The new estimate will fuel debate over President Biden’s decision on student debt, which was cheered by advocates but immediately attacked by Republican lawmakers as an unnecessary and inefficient waste of government spending. Biden announced in August that his administration would forgive up to $20,000 in student debt for lower- and middle-class borrowers.
Proponents of student debt forgiveness have argued that similar estimates in the past have overestimated the cost of the policy to the federal government, because although they officially owe the federal government money, many borrowers never repay the loans.
The CBO estimate excludes the White House’s concurrent decision to reduce the monthly amount borrowers may be required to repay as a percentage of their income from 10% to 5%. The policy is expected to cost an additional $120 billion, according to estimates from the Committee for a Responsible Federal Budget, a DC-based think tank that has opposed Biden’s policy.
“The president announced probably the most expensive executive action in history without a score, and now we see how expensive this policy is going to be,” said Marc Goldwein, senior vice president of policy at of the Committee for a Responsible Federal Budget. , in an interview ahead of the score’s release.

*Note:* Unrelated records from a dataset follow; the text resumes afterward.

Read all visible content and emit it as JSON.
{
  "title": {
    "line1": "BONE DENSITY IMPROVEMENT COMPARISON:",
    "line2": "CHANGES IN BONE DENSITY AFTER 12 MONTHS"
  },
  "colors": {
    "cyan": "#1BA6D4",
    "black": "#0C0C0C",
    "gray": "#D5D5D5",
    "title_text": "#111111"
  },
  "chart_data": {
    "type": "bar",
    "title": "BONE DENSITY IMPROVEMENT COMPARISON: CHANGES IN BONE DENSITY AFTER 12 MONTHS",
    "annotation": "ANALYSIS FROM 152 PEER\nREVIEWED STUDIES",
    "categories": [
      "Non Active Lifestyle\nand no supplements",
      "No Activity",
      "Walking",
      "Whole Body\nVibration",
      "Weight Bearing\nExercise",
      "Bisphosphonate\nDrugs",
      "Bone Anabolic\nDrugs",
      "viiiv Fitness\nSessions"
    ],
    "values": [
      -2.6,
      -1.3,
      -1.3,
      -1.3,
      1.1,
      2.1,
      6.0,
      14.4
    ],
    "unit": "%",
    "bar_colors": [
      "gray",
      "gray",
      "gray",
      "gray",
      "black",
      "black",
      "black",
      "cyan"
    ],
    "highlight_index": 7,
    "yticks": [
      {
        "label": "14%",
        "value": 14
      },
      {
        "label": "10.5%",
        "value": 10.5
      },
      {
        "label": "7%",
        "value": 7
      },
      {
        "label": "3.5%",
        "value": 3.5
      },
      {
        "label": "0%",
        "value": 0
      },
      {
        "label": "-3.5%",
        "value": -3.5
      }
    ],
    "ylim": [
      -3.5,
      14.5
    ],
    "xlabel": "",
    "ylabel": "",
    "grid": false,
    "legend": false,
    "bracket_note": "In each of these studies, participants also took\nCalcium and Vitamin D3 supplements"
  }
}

More than 40 million Americans could get some level of student loan relief under Biden’s plan. Half of them could see their debt completely cancelled, according to the White House. The administration estimates that 60% of borrowers qualify for $20,000 in debt relief because they received Pell Grants, federal aid for low-income students, as undergraduates.
Who qualifies for Biden’s student loan forgiveness plan?

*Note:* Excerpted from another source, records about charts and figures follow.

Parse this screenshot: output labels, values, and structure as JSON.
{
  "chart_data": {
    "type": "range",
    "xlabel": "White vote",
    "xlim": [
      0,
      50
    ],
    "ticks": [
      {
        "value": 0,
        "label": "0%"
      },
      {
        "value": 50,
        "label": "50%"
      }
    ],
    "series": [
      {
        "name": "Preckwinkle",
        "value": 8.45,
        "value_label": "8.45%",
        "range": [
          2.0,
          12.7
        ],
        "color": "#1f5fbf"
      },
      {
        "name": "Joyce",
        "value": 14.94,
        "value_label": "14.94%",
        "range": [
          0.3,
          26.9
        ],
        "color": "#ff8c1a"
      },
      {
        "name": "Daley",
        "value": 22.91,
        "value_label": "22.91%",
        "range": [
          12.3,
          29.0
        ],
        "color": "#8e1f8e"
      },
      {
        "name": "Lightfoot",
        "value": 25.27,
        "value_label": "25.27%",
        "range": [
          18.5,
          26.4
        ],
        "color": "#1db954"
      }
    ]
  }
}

A recent Census Bureau analysis said black and Hispanic women could benefit the most from the one-time cancellation policy. Both groups hold a disproportionate share of education debt compared to their peers.
White House officials said the typical black borrower will see their balance cut nearly in half and more than one in four will see their debt wiped out entirely, even before applying the extra $10,000 to Pell recipients. .
According to the Ministry of Education, about 8 million borrowers, whose income is already registered with the ministry, will have their loan automatically canceled without having to apply. Everyone else will need to apply in early October, when the agency plans to release the form.
GOP lawmakers and state attorneys general have said they are considering a lawsuit to overturn the policy before it takes effect. A conservative group, the Job Creators Network, said it planned to sue the administration once the Department for Education guidelines were issued.
Calculate the amount of your student loan that can be forgiven
Some economists have warned that opponents of the policy often exaggerate its price. Marshall Steinbaum, an economist at the University of Utah, said his research suggests that more than 60% of outstanding student loans have growing balances over time, suggesting that many of them are not reimbursed.
“A very large portion of student debt that was already unpaid was not going to be repaid anyway, so I’m curious how the CBO will take into account that most student debt was already uncollectible,” said Steinbaum, who backs student debt cancellation, in a pre-release interview with CBO.
Danielle Douglas–Gabriel contributed reporting for this article.